The Egyptian Finance Minister, Hany Kadry, held a meeting last Wednesday Dec. 9, with the officials responsible for the general budget, to reduce the previously targeted monetary deficit, which amounts to EGP 251bn (about 8.9 per cent).

The minister addressed the attendees to start rationalizing monetary subsidies, restructuring wages, as well as listing the general debt, without harming low-income citizens.

It is noteworthy that the general budget deficit has raised from July to September 2015 around 78.3 billion pounds (2.8 per cent), compared to 65.76 billion pounds in the same period last year. Predicting a much higher deficit ranging from 10.5 to 11 per cent in 2015/2016 fiscal year, according to the statements of a high official in the ministry of finance to Veto.

This is the second time the finance ministry modifies the country’s deficit, after El-Sisi’s rejection last month, of the previously suggested 9.8 per cent raise.

Causes of the high deficit

The dollar high-rates against the Egyptian pound is considered to be the biggest factor in increasing the deficit of Egypt’s general budget, according to experts. It all take place in the wake of slumping oil prices which leads the dollar on top of most the other currencies.

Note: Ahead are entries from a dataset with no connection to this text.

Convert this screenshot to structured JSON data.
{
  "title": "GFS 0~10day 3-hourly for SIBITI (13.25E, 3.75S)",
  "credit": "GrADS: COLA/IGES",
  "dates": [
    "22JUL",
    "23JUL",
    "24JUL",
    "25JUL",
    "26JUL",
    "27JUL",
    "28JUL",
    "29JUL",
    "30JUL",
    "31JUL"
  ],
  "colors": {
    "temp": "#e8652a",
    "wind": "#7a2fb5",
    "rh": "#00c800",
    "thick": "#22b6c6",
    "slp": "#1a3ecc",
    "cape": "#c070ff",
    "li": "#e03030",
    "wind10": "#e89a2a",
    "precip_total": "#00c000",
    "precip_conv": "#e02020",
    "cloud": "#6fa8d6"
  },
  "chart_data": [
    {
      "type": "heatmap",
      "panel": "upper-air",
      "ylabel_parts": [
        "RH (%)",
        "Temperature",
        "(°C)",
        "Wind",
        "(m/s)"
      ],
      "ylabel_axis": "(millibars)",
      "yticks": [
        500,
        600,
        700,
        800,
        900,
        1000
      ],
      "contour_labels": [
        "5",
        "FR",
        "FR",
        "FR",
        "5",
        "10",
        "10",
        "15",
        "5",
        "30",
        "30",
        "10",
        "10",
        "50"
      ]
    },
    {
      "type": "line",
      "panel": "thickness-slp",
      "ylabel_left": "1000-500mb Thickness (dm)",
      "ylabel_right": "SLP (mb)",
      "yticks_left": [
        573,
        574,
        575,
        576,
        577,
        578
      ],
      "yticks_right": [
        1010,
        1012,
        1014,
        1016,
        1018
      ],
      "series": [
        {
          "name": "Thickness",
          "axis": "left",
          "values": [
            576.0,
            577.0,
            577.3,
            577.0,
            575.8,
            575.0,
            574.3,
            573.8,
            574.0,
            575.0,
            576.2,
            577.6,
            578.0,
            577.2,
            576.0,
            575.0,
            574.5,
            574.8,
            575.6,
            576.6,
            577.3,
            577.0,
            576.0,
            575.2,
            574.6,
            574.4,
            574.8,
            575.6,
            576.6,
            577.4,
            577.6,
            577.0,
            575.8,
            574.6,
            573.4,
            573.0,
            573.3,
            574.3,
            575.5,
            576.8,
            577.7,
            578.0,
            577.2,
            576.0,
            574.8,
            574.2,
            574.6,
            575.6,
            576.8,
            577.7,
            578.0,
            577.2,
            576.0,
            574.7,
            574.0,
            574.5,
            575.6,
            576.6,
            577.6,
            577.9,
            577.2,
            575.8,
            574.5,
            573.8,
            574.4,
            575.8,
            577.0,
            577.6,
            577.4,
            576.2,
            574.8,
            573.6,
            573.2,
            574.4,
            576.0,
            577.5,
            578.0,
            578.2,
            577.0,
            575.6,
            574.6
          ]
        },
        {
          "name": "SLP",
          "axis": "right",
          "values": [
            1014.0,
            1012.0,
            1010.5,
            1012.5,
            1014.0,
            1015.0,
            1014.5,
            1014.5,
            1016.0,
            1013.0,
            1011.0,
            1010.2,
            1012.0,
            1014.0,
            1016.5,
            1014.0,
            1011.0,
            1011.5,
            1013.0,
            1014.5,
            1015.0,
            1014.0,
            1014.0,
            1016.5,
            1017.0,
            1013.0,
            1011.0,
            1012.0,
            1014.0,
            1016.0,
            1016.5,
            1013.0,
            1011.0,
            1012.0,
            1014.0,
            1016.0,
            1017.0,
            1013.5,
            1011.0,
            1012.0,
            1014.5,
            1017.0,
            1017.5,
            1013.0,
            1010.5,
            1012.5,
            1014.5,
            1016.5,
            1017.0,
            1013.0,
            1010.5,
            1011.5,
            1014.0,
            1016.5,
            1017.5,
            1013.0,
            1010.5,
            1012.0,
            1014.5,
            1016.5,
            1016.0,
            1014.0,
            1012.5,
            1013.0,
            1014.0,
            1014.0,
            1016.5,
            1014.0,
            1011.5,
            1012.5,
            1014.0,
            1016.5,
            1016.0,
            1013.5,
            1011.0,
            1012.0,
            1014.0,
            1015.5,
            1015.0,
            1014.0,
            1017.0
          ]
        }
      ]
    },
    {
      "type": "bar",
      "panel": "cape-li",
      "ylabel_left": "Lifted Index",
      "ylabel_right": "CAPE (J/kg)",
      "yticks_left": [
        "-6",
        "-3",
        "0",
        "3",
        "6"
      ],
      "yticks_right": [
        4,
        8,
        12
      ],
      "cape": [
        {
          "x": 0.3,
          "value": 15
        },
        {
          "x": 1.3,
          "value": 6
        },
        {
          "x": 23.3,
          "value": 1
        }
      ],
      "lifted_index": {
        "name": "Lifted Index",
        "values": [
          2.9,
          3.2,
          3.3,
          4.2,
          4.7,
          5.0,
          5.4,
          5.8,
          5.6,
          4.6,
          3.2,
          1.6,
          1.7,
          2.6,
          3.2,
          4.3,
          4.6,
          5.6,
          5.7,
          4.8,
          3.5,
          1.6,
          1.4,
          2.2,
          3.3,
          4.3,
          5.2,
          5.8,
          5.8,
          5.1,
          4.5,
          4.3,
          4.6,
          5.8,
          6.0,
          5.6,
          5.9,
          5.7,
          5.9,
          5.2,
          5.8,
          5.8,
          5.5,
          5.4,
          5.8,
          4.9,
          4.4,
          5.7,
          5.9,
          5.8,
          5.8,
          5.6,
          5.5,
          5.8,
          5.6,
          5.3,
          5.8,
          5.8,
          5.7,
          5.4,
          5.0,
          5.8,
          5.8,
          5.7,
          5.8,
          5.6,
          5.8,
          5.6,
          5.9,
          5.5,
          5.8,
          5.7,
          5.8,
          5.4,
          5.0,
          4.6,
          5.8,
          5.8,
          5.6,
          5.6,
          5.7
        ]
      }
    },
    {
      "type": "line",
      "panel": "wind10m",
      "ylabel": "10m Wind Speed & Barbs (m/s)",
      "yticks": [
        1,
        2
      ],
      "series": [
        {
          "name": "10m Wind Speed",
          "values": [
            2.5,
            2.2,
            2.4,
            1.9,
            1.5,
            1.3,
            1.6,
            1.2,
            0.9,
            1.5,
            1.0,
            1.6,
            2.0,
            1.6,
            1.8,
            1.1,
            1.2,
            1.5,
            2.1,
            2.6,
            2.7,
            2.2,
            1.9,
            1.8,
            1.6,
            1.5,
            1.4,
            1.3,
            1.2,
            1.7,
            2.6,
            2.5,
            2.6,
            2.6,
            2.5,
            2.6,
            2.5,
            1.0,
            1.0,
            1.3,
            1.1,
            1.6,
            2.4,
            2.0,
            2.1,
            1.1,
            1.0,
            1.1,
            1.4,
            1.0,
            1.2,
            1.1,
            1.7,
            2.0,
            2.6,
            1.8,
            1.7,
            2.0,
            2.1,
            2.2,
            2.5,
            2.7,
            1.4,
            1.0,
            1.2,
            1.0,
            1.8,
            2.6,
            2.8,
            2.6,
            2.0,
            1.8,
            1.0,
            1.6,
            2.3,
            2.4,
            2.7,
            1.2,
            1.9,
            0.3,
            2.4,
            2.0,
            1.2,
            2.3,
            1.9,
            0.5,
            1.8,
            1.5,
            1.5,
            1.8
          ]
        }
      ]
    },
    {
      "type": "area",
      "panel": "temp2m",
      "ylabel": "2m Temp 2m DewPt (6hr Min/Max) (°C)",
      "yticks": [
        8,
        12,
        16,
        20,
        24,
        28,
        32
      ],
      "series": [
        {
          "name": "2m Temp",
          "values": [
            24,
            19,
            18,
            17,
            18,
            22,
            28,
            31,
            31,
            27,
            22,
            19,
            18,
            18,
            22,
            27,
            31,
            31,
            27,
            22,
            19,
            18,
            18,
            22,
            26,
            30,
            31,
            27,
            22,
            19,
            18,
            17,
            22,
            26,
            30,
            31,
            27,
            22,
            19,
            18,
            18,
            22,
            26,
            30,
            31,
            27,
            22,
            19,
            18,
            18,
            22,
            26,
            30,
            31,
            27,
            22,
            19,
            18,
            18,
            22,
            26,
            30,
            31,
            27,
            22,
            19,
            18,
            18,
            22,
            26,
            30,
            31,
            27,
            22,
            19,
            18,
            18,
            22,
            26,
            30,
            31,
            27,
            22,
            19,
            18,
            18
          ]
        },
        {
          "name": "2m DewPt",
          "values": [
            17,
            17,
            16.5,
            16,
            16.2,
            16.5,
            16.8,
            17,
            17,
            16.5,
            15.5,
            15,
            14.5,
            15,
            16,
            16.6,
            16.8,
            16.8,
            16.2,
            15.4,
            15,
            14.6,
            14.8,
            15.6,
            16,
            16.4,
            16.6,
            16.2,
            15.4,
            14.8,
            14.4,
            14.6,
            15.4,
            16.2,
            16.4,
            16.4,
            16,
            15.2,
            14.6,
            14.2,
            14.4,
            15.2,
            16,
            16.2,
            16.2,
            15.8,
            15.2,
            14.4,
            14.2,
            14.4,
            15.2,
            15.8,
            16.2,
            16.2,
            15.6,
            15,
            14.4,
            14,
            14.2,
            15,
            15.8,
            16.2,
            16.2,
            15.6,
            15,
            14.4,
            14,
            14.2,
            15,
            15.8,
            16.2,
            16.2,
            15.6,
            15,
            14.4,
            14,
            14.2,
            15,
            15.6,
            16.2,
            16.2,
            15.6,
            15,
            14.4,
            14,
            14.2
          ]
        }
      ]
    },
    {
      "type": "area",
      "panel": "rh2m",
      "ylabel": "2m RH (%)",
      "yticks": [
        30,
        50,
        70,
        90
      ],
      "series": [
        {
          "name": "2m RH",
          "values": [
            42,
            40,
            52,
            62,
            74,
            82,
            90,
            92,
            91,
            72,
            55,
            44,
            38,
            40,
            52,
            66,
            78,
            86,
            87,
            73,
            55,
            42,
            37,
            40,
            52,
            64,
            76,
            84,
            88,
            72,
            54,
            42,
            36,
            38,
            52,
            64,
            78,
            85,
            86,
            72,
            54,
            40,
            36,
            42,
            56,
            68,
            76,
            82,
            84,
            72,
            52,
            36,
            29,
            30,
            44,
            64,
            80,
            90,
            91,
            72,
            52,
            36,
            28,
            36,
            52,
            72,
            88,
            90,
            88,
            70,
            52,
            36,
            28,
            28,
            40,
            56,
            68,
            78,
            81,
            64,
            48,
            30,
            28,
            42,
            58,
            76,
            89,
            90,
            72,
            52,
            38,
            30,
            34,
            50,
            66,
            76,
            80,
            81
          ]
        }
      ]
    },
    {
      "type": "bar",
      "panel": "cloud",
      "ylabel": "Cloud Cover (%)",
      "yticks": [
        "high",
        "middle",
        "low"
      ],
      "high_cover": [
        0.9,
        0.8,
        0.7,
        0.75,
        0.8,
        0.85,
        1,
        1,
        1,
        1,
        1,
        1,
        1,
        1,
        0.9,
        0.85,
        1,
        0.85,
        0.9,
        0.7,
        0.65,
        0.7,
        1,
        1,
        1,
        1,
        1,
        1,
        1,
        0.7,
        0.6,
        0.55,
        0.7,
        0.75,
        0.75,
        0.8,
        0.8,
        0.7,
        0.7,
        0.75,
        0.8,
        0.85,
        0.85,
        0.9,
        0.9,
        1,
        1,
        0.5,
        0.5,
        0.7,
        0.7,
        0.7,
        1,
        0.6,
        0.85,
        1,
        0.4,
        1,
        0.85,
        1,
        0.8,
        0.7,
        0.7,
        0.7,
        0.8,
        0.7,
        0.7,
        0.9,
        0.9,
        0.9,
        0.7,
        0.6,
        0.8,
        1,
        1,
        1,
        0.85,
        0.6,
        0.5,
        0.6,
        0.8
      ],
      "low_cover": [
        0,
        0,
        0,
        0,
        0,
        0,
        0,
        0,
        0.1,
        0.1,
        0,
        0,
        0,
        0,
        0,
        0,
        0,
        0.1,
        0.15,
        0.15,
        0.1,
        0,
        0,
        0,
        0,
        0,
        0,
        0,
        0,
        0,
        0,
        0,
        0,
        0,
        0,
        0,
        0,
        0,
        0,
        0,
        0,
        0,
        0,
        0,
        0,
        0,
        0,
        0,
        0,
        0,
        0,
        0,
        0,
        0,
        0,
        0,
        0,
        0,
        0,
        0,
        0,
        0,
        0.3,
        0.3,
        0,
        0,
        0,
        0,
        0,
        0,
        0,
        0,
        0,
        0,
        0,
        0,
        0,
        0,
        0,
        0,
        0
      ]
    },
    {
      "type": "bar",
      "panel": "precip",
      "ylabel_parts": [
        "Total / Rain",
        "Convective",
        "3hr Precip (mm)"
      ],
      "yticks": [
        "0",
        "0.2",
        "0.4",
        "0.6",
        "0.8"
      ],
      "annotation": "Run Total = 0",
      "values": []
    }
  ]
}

The mounting local debt, totaling EGP 2.2 trillion, comes as the second cause, alongside the $ 46 billion foreign debt, as f the Egyptian central bank report of last June.

Experts also refer to the late energy investments and the implementation of the added value tax, which were planned by the first quarter of this fiscal year, as major contributors to the deficit.

One more reason of budget deficit is the transformation of private fund stocks to the Central bank’s treasury accounts, which led to the absence of EGP 4.4bn, shaping a strong aid for the general balance.